NSFW for chest xrays
Hi! I'm running a set of experiments with chest x-ray images and I'm applying different small noises. With amount of 0.2 of noise with only 5 steps I'm getting a bunch of NSFW in return.
Here is an example of the code:
init_image = Image.open(image).convert("RGB")
prompt = "a chest-xray image"
images = pipe(prompt=prompt, image=init_image, strength=0.2, guidance_scale=10, num_inference_steps=5).images
images[0].save( f'noise_{image}')
When using 0.1/0.15 I get 2 NSFW but using 0.2 I get a lot of those prompts:
Anybody had the same issue with this type of images or others? or at least has a possible explanation for this behaviour?
The safety checker is not great
@adnanshussain
indeed it's weird that you're getting that for the given prompt.. but as patrick said the safety checker is not great and you can disable it by setting safety_checker=None
when creating the pipeline.
@mauricio-repetto thanks, but i cannot seem to find any safety_checker options in the from_pretrained function and if I am trying to create a pipe like this
pipe = StableDiffusionPipeline(safety_checker=False)

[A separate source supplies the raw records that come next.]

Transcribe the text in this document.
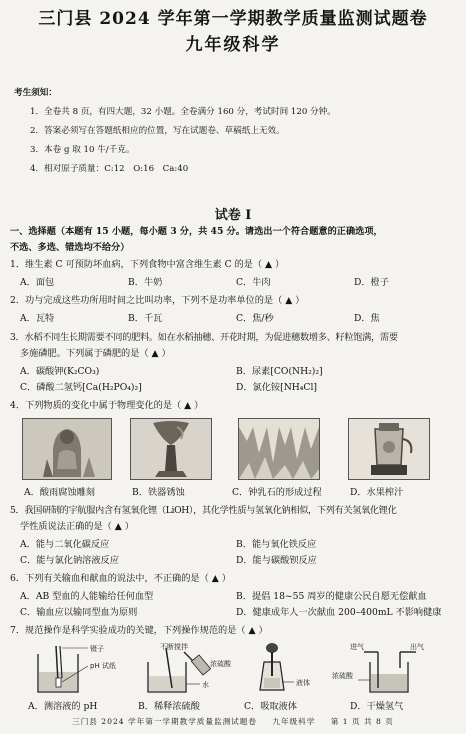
三门县 2024 学年第一学期教学质量监测试题卷
九年级科学
考生须知：
1．全卷共 8 页，有四大题，32 小题。全卷满分 160 分，考试时间 120 分钟。
2．答案必须写在答题纸相应的位置，写在试题卷、草稿纸上无效。
3．本卷 g 取 10 牛/千克。
4．相对原子质量：C:12　O:16　Ca:40
试卷 I
一、选择题（本题有 15 小题，每小题 3 分，共 45 分。请选出一个符合题意的正确选项，
不选、多选、错选均不给分）
1．维生素 C 可预防坏血病，下列食物中富含维生素 C 的是（ ▲ ）
A．面包	B．牛奶	C．牛肉	D．橙子
2．功与完成这些功所用时间之比叫功率，下列不是功率单位的是（ ▲ ）
A．瓦特	B．千瓦	C．焦/秒	D．焦
3．水稻不同生长期需要不同的肥料。如在水稻抽穗、开花时期，为促进穗数增多、籽粒饱满，需要
多施磷肥。下列属于磷肥的是（ ▲ ）
A．碳酸钾(K₂CO₃)	B．尿素[CO(NH₂)₂]
C．磷酸二氢钙[Ca(H₂PO₄)₂]	D．氯化铵[NH₄Cl]
4．下列物质的变化中属于物理变化的是（ ▲ ）
A．酸雨腐蚀雕刻	B．铁器锈蚀	C．钟乳石的形成过程	D．水果榨汁
5．我国研制的宇航服内含有氢氧化锂（LiOH），其化学性质与氢氧化钠相似，下列有关氢氧化锂化
学性质说法正确的是（ ▲ ）
A．能与二氧化碳反应	B．能与氧化铁反应
C．能与氯化钠溶液反应	D．能与碳酸钡反应
6．下列有关输血和献血的说法中，不正确的是（ ▲ ）
A．AB 型血的人能输给任何血型	B．提倡 18~55 周岁的健康公民自愿无偿献血
C．输血应以输同型血为原则	D．健康成年人一次献血 200–400mL 不影响健康
7．规范操作是科学实验成功的关键，下列操作规范的是（ ▲ ）
镊子
pH 试纸
不断搅拌
浓硫酸
水	液体
进气	出气
浓硫酸
A．测溶液的 pH	B．稀释浓硫酸	C．吸取液体	D．干燥氢气
三门县 2024 学年第一学期教学质量监测试题卷 九年级科学 第 1 页 共 8 页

it asks for too many other pameters also..
Any idea what can be done ?
Ok so this worked for me.
from diffusers.pipelines.stable_diffusion import safety_checker
def sc(self, clip_input, images) : return images, [False for i in images]
# edit the StableDiffusionSafetyChecker class so that, when called, it just returns the images and an array of True values
safety_checker.StableDiffusionSafetyChecker.forward = sc
@adnanshussain you are making it too complex, you just need to add the optional parameter to the ones you were already passing.
from diffusers import DiffusionPipeline
import torch
pipeline = DiffusionPipeline.from_pretrained("runwayml/stable-diffusion-v1-5", torch_dtype=torch.float16, safety_checker=None)
pipeline.to("cuda")
pipeline("An image of a squirrel in Picasso style").images[0]
I took the basic example from diffusers github, adding the parameter as I described you.